Ore 18.30: l’arrivo in piazza

Il serpentone, dopo aver svoltato verso piazza Indipendenza, ha raggiunto lentamente il fulcro della giornata, piazza Governo. Dal palco situato alle spalle della fontana della Foca, hanno preso la parola diversi sindacalisti, organizzatori e membri di associazioni. «Grazie per la vostra mobilitazione», ha urlato al microfono Ghisletta. «È una giornata storica, perché questo è il più grande sciopero dei dipendenti pubblici e parapubblici che il Ticino abbia mai visto». Questa, ha proseguito il sindacalista, «è una mobilitazione importantissima: è in atto, infatti, uno scontro durissimo con una parte di politica che vuole liquidare il servizio pubblico e tagliare posti di lavoro. È un disegno politico ben chiaro, questo. Scioperiamo contro il taglio del carovita per gli anni a venire, contro i tagli al settore sociosanitario, alle scuole, agli ospedali. Qualcosa di mai visto. È un Paese, il nostro, che sta tagliando sulla formazione per i giovani, sulle persone meno fortunate, un Paese che guarda alla destra e all’estrema destra. Dobbiamo ribellarci».

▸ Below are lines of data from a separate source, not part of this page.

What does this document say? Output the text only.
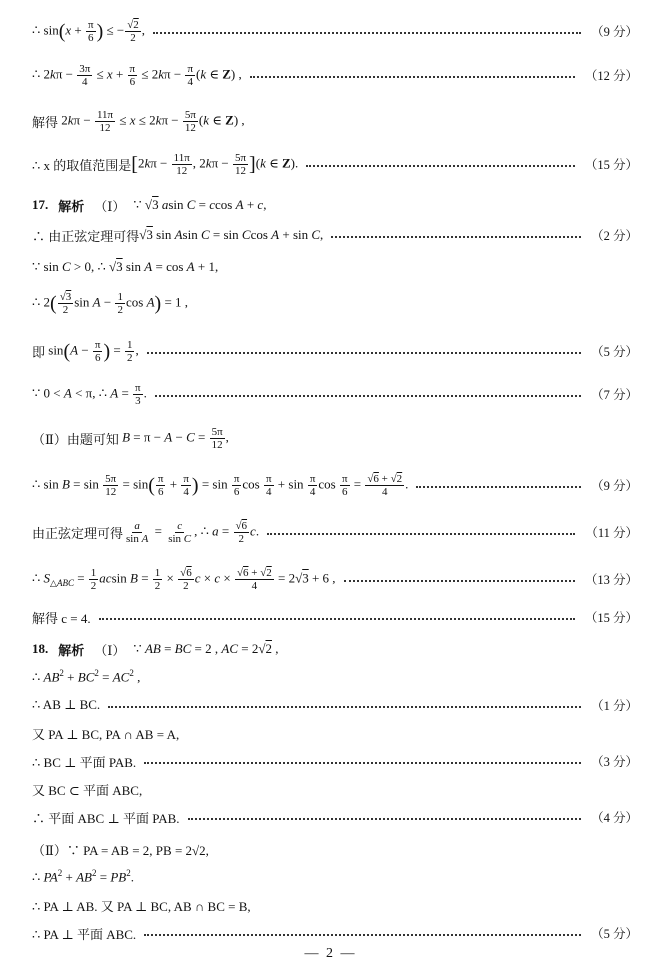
∴ $\sin(x + \frac{\pi}{6}$ ) ≤ − $\frac{√2}{2}$ ,	（9 分）
∴ $2k\pi - \frac{3\pi}{4} \le x + \frac{\pi}{6} \le 2k\pi - \frac{\pi}{4} (k$ ∈ Z) ,	（12 分）
解得 $2k\pi - \frac{11\pi}{12} \le x \le 2k\pi - \frac{5\pi}{12} (k$ ∈ Z) ,
∴ x 的取值范围是 [$2k\pi - \frac{11\pi}{12}$ , $2k\pi - \frac{5\pi}{12} ](k$ ∈ Z).	（15 分）
17. 解析 （Ⅰ） ∵ √3 asin C = ccos A + c,
∴ 由正弦定理可得 √3 sin Asin C = sin Ccos A + sin C,	（2 分）
∵ sin C > 0, ∴ √3 sin A = cos A + 1,
∴ $2( \frac{√3}{2}$ $\sin A - \frac{1}{2}$ cos A) = 1 ,
即 $\sin(A - \frac{\pi}{6}$ ) = $\frac{1}{2}$ ,	（5 分）
∵ 0 < A < π, ∴ $A = \frac{\pi}{3}$ .	（7 分）
（Ⅱ）由题可知 $B = \pi - A - C = \frac{5\pi}{12}$ ,
∴ $\sin B = \sin \frac{5\pi}{12} = \sin( \frac{\pi}{6} + \frac{\pi}{4}$ ) = $\sin \frac{\pi}{6}$ $\cos \frac{\pi}{4} + \sin \frac{\pi}{4}$ $\cos \frac{\pi}{6} = \frac{√6 + √2}{4}$ .	（9 分）
由正弦定理可得 $\frac{a}{\text{sin A}} = \frac{c}{\text{sin C}}$ , ∴ $a = \frac{√6}{2} c$.	（11 分）
∴ $S_{\triangle ABC} = \frac{1}{2}$ acsin $B = \frac{1}{2} \times \frac{√6}{2}$ $c \times c \times \frac{√6 + √2}{4} = 2√3 + 6$ ,	（13 分）
解得 c = 4.	（15 分）
18. 解析 （Ⅰ） ∵ AB = BC = 2 , AC = 2√2 ,
∴ $AB^2 + BC^2 = AC^2$ ,
∴ AB ⊥ BC.	（1 分）
又 PA ⊥ BC, PA ∩ AB = A,
∴ BC ⊥ 平面 PAB.	（3 分）
又 BC ⊂ 平面 ABC,
∴ 平面 ABC ⊥ 平面 PAB.	（4 分）
（Ⅱ）∵ PA = AB = 2, PB = 2√2,
∴ $PA^2 + AB^2 = PB^2$.
∴ PA ⊥ AB. 又 PA ⊥ BC, AB ∩ BC = B,
∴ PA ⊥ 平面 ABC.	（5 分）
— 2 —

Ore 18.50: «Ciao estremisti»

«Ci hanno detto che lo sciopero è qualcosa di estremo. Dunque, ciao estremisti», ha detto da parte sua Quaresmini rivolgendosi ai manifestanti. «Vi ringrazio. Sono contento per la dinamica che si è creata. Quando ho iniziato facevo fatica. C’era paura, indifferenza. Dire che i soldi non ci sono è terrorismo contabile. L’unica via è spiegare alla gente cosa facciamo e perché».

Ore 19.00: non è finita

«Ciao a tutti. Ma ricordate, ci rivedremo», sono state le parole degli organizzatori. Insomma, come è stato più volte promesso nel corso della lunga giornata, se le cose non cambieranno si tornerà in piazza.